Sandhi Puja will be offered at a transition point between Ashtami and Nabami.
The last 24 minutes of Ashtami and the first 24 minutes of Navami are known as ‘Sandhikkhon’, said priest Barun Chakrabarty.
According to the Puranas, this is an auspicious moment in time when Durga
manifests into Chamunda. Chamunda is a fierce, indomitable entity, who
single-handedly defeated demon duo Sumbha and Nisumbha. A total of 108
earthen lamps (pradip) are lit to celebrate this momentous occasion. The
priests chant mantras and drummers time their beats to the chants.
Maha Nabami Puja will be held on the fourth day on October 23. Dunuchi Nach takes place on that day. This is one of the most exciting rituals of the Durga Puja.
Clay pots are filled with smoking charcoal.

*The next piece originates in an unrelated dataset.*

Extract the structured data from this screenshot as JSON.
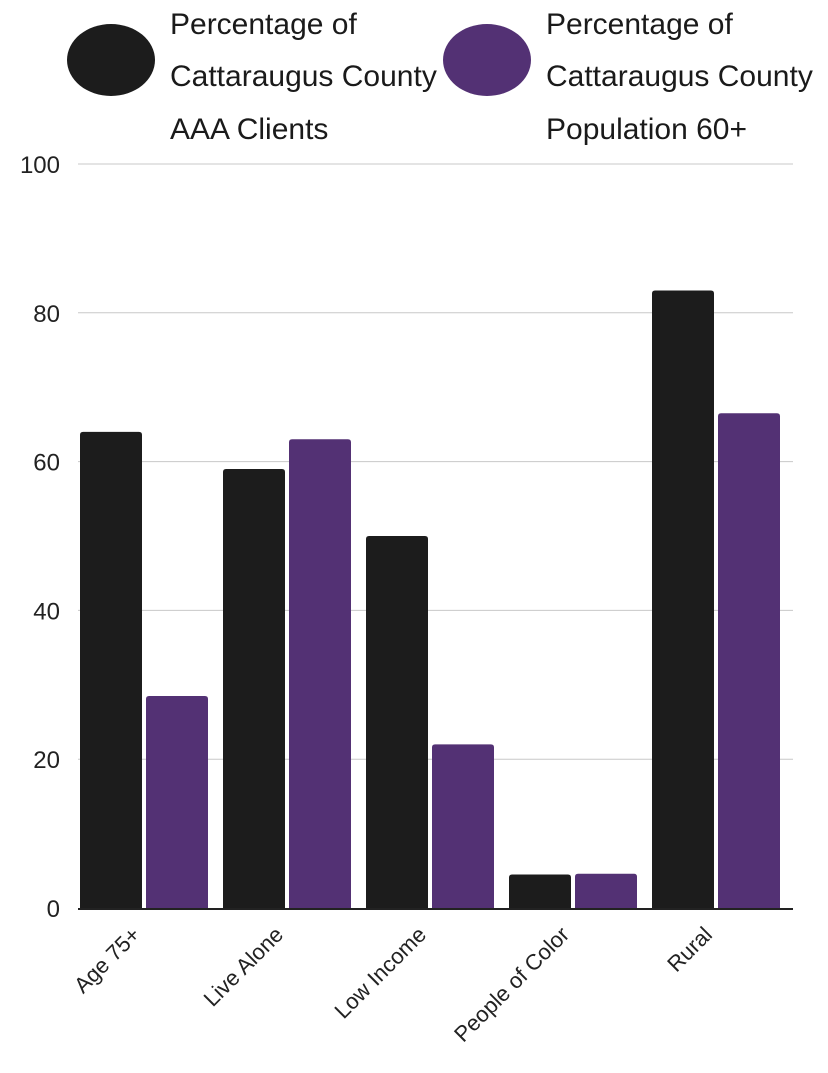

Some people take the pot in their hands and start dancing. The daredevils try to balance the clay pot on their heads. Some who wish to be even more adventurous attempt to hold the pot through their teeth! Earlier the dhunuchi nach was performed only by men.
However nowadays women are also emerging as dhunuchi dance experts.
On the final day of Bijaya Dashami, puja will be offered in the morning and Darpan Bisharjan will also be held.
Sindoor khela is one the most popular part of Durga Puja on the day of Bijoya Dashami.
Traditionally, married women whose husbands are still alive take part in this ritual. The word, sindoor khela translates to a vermilion game. As the name suggests, women play around with various shades of red vermilion powder.
On Dashami, Maa Durga is given a grand farewell before she is immersed in the river water. Married women offer vermilion and sweets to the goddess.
After that, they smear each other with vermilion playfully. It is believed that this ritual will bring good fortune for their family and help their husbands live longer.
The five-day festival will come to an end with immersion of idols of goddess Durga and her offspring – Ganesha, Karitik, Laxmi and Saraswati – and devotees will receive Shantijol (sacred water from where deities are
immersed) on that day of Bijoya Dashami.
This is a bittersweet day. The goddess and her children are taken out of
their earthly abode or the pandal for Bisarjan or immersion in the river.
This indicates her return to Mount Kailash. Devotees often shout “Aschhe
bochhor abar hobe” (Durga Puja will return next year again).
In the past, the idols were carried on bamboo structures. However, nowadays the idols are transported in trucks or pickup vans to riverbanks and then they are placed in a boat and taken to the middle of the river for immersion.
After immersion of idols, young members of the family touch the feet of the elders to seek blessings. Some hug each other (kolakuli). Sweets such as chomchom, kalojam, sandesh, narkeler naru (mounds made of coconut and
jaggery) are distributed on this day.
In the capital Dhaka, the main puja mandaps are at Dhakeshwari National
Temple, Ramkrishna Mission and Math, Kalabagan, Banani, Shakhari Bazar and Ramna Kali Mandir.
In major divisional cities including port city Chattogram, Rajshahi, Khulna and Sylhet and district towns including Narayanganj, Faridpur, Dinajpur, Jashore, Kushtia, Netrakona, Tangail, Satkhira, are also witnessing massive celebration of Durga Puja.
Durga Puja is being celebrated at 32,408 mandaps across the country this year including 245 in the capital, according to Bangladesh Puja Udjapan Parishad (BPUP).
BPUP general secretary Prof Chandranath Poddar said the country saw Durga
Puja celebration at 32,168 mandaps including 241 in the capital last year.
Stringent security measures have taken across the country during the
celebration of Durga Puja to avert any untoward situation.